To try to avoid the limitations of ORR during ICI-based therapy, a modified version of the RECIST criteria has been recently proposed, immune-related response criteria (iRECIST) and immune-modified response criteria (imRECIST), in response to the need for an appropriate scale to evaluate and distinguish pseudo-progression from real progression of disease [18]. Nevertheless, only 6% of the included trials considered iRECIST, either as a primary or secondary end point [16]. The recurrence rate of pseudo-progressions in ICI-treated tumor strictly depends on the scale used to measure the response, and onset occurs and is completely concluded on average in a 1-year period [19].
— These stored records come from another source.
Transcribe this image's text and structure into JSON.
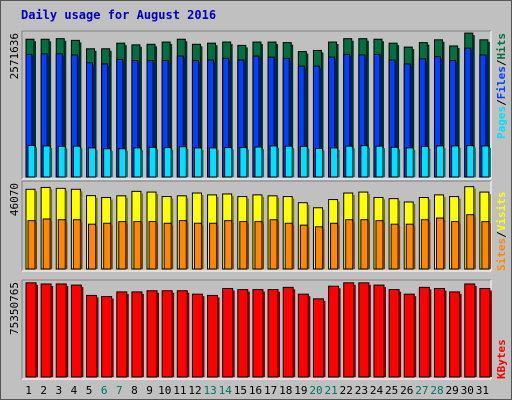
{
  "title": "Daily usage for August 2016",
  "colors": {
    "hits": "#007040",
    "files": "#0040ff",
    "pages": "#00e0ff",
    "visits": "#ffff00",
    "sites": "#ff8800",
    "kbytes": "#ff0000",
    "weekend_day": "#007060",
    "weekday": "#000000",
    "legend_sep": "#000000"
  },
  "chart_data": [
    {
      "type": "bar",
      "panel": "hits-files-pages",
      "ymax_label": "2571636",
      "ylim": [
        0,
        2571636
      ],
      "legend": [
        "Pages",
        "/",
        "Files",
        "/",
        "Hits"
      ],
      "categories": [
        "1",
        "2",
        "3",
        "4",
        "5",
        "6",
        "7",
        "8",
        "9",
        "10",
        "11",
        "12",
        "13",
        "14",
        "15",
        "16",
        "17",
        "18",
        "19",
        "20",
        "21",
        "22",
        "23",
        "24",
        "25",
        "26",
        "27",
        "28",
        "29",
        "30",
        "31"
      ],
      "weekend": [
        6,
        7,
        13,
        14,
        20,
        21,
        27,
        28
      ],
      "series": [
        {
          "key": "hits",
          "values": [
            2460000,
            2460000,
            2470000,
            2440000,
            2290000,
            2290000,
            2390000,
            2360000,
            2370000,
            2410000,
            2460000,
            2370000,
            2390000,
            2410000,
            2350000,
            2410000,
            2410000,
            2400000,
            2240000,
            2260000,
            2410000,
            2470000,
            2470000,
            2460000,
            2390000,
            2320000,
            2400000,
            2450000,
            2340000,
            2570000,
            2450000
          ]
        },
        {
          "key": "files",
          "values": [
            2190000,
            2200000,
            2200000,
            2180000,
            2040000,
            2020000,
            2100000,
            2080000,
            2080000,
            2080000,
            2160000,
            2080000,
            2090000,
            2120000,
            2090000,
            2160000,
            2140000,
            2120000,
            1980000,
            1980000,
            2140000,
            2190000,
            2180000,
            2190000,
            2090000,
            2020000,
            2110000,
            2150000,
            2080000,
            2300000,
            2180000
          ]
        },
        {
          "key": "pages",
          "values": [
            564000,
            555000,
            548000,
            550000,
            520000,
            505000,
            505000,
            520000,
            530000,
            525000,
            540000,
            520000,
            520000,
            525000,
            525000,
            535000,
            555000,
            550000,
            545000,
            510000,
            520000,
            550000,
            560000,
            550000,
            530000,
            520000,
            545000,
            555000,
            555000,
            560000,
            555000
          ]
        }
      ]
    },
    {
      "type": "bar",
      "panel": "visits-sites",
      "ymax_label": "46070",
      "ylim": [
        0,
        46070
      ],
      "legend": [
        "Sites",
        "/",
        "Visits"
      ],
      "categories": [
        "1",
        "2",
        "3",
        "4",
        "5",
        "6",
        "7",
        "8",
        "9",
        "10",
        "11",
        "12",
        "13",
        "14",
        "15",
        "16",
        "17",
        "18",
        "19",
        "20",
        "21",
        "22",
        "23",
        "24",
        "25",
        "26",
        "27",
        "28",
        "29",
        "30",
        "31"
      ],
      "series": [
        {
          "key": "visits",
          "values": [
            42700,
            43700,
            43200,
            42700,
            39300,
            38300,
            39200,
            41600,
            41200,
            38800,
            39200,
            40700,
            39700,
            40200,
            38800,
            39700,
            39200,
            38800,
            35500,
            32800,
            37200,
            40700,
            41200,
            38300,
            37700,
            35900,
            38300,
            39700,
            38800,
            44100,
            41200
          ]
        },
        {
          "key": "sites",
          "values": [
            25900,
            26800,
            26400,
            26400,
            24000,
            24500,
            25400,
            25400,
            25400,
            24500,
            25900,
            24500,
            24500,
            25900,
            25400,
            25400,
            26400,
            24500,
            23500,
            22600,
            24500,
            26400,
            26400,
            25900,
            24000,
            24000,
            26400,
            27300,
            25400,
            29100,
            25400
          ]
        }
      ]
    },
    {
      "type": "bar",
      "panel": "kbytes",
      "ymax_label": "75350765",
      "ylim": [
        0,
        75350765
      ],
      "legend": [
        "KBytes"
      ],
      "categories": [
        "1",
        "2",
        "3",
        "4",
        "5",
        "6",
        "7",
        "8",
        "9",
        "10",
        "11",
        "12",
        "13",
        "14",
        "15",
        "16",
        "17",
        "18",
        "19",
        "20",
        "21",
        "22",
        "23",
        "24",
        "25",
        "26",
        "27",
        "28",
        "29",
        "30",
        "31"
      ],
      "series": [
        {
          "key": "kbytes",
          "values": [
            74700000,
            73800000,
            73800000,
            72900000,
            64700000,
            63800000,
            67500000,
            67500000,
            68400000,
            68400000,
            68400000,
            65700000,
            64700000,
            70200000,
            69300000,
            69300000,
            69300000,
            71100000,
            65700000,
            62000000,
            72000000,
            74700000,
            74700000,
            72900000,
            69300000,
            65700000,
            71100000,
            70200000,
            67500000,
            73800000,
            70200000
          ]
        }
      ]
    }
  ]
}
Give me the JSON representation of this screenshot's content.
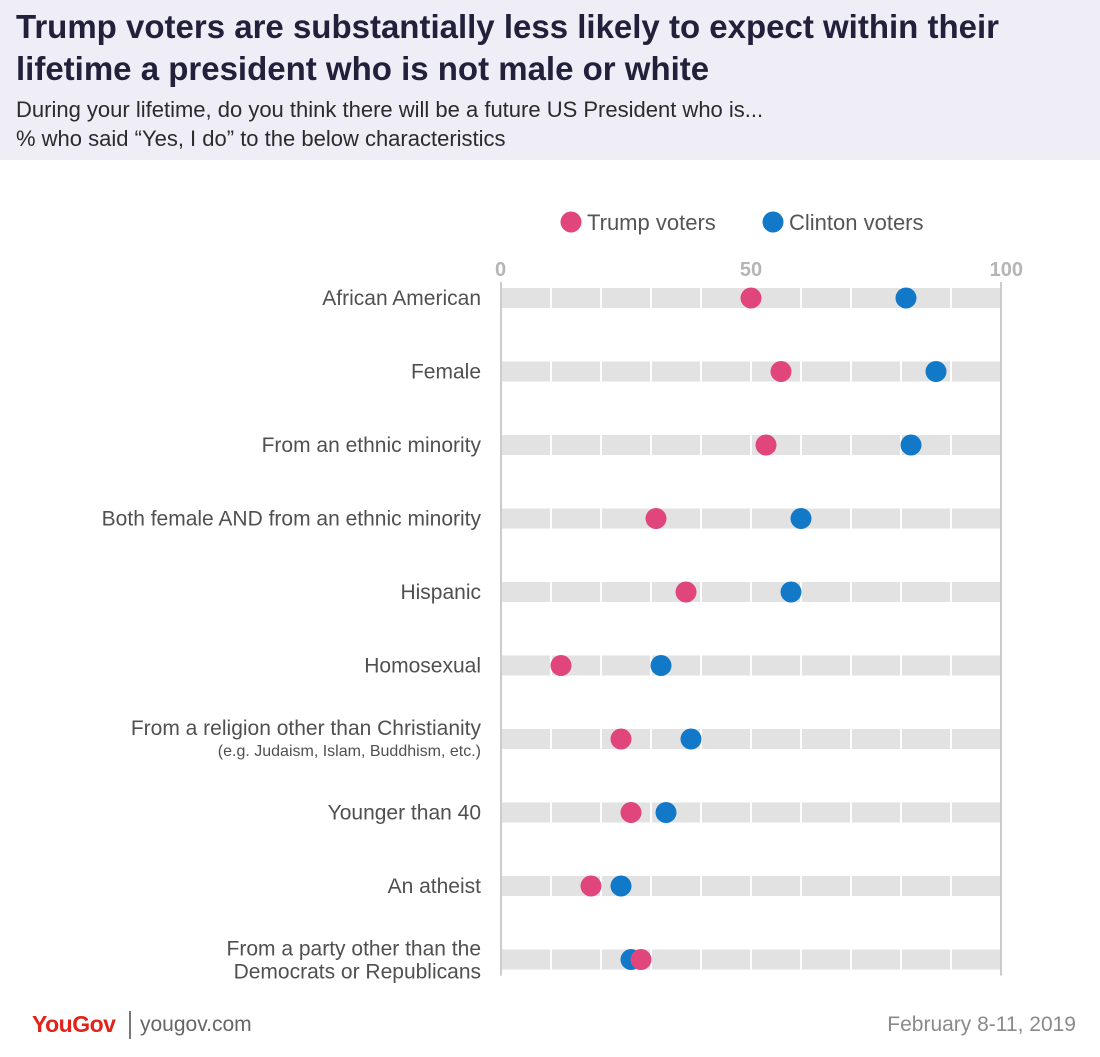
{
  "header": {
    "title_line1": "Trump voters are substantially less likely to expect within their",
    "title_line2": "lifetime a president who is not male or white",
    "subtitle_line1": "During your lifetime, do you think there will be a future US President who is...",
    "subtitle_line2": "% who said “Yes, I do” to the below characteristics"
  },
  "chart_data": {
    "type": "scatter",
    "xlim": [
      0,
      100
    ],
    "x_ticks": [
      "0",
      "50",
      "100"
    ],
    "legend_placement": "top",
    "grid": true,
    "series": [
      {
        "name": "Trump voters",
        "color": "#e0457b",
        "values": [
          50,
          56,
          53,
          31,
          37,
          12,
          24,
          26,
          18,
          28
        ]
      },
      {
        "name": "Clinton voters",
        "color": "#1278c8",
        "values": [
          81,
          87,
          82,
          60,
          58,
          32,
          38,
          33,
          24,
          26
        ]
      }
    ],
    "categories": [
      {
        "label": "African American",
        "sublabel": ""
      },
      {
        "label": "Female",
        "sublabel": ""
      },
      {
        "label": "From an ethnic minority",
        "sublabel": ""
      },
      {
        "label": "Both female AND from an ethnic minority",
        "sublabel": ""
      },
      {
        "label": "Hispanic",
        "sublabel": ""
      },
      {
        "label": "Homosexual",
        "sublabel": ""
      },
      {
        "label": "From a religion other than Christianity",
        "sublabel": "(e.g. Judaism, Islam, Buddhism, etc.)"
      },
      {
        "label": "Younger than 40",
        "sublabel": ""
      },
      {
        "label": "An atheist",
        "sublabel": ""
      },
      {
        "label": "From a party other than the",
        "sublabel": "Democrats or Republicans"
      }
    ]
  },
  "footer": {
    "logo": "YouGov",
    "site": "yougov.com",
    "date": "February 8-11, 2019"
  }
}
All these data underscore the limitations of Phase II trials and the challenges involved in translating early promising clinical results from Phase II trials in efficacy to survival of Phase III studies. In fact, promising Phase II trials have not translated into successful Phase III trials for some ICIs [20]. Nevertheless, further studies are ongoing to explore the role of ICIs in combination with chemotherapy or antiangiogenic agents. For these types of studies, the optimal primary end points in early clinical investigations are not well defined. Although it could be speculated that potential future end points of Phase II studies for ICIs may include classical clinical end points in combination with newer end points such as stability in overall tumor burden, sustained reduction or durable response rate, to date, very few Phase II studies have used this combination of end points and further investigations are required to define its role.

Conclusion

ICIs have revolutionized the treatment scenario of several solid tumors. However, there is urgent need to identify dedicated end points in early clinical Phase II studies with ICIs. This identification could better and more cost-effectively drive the selection of the most accurate agent to be used in randomized Phase III trials. At this time point, it seems that the phenomenon of false progression and the difficulties in selecting and finding the appropriate population of patients indirectly affect the further approval of compounds for the successive phases of research. Considering that ORR is the most used surrogate end point and that correlates poorly with survival, other end points such as 6-month PFS could be used as surrogate markers for survival in future Phase II ICI trials.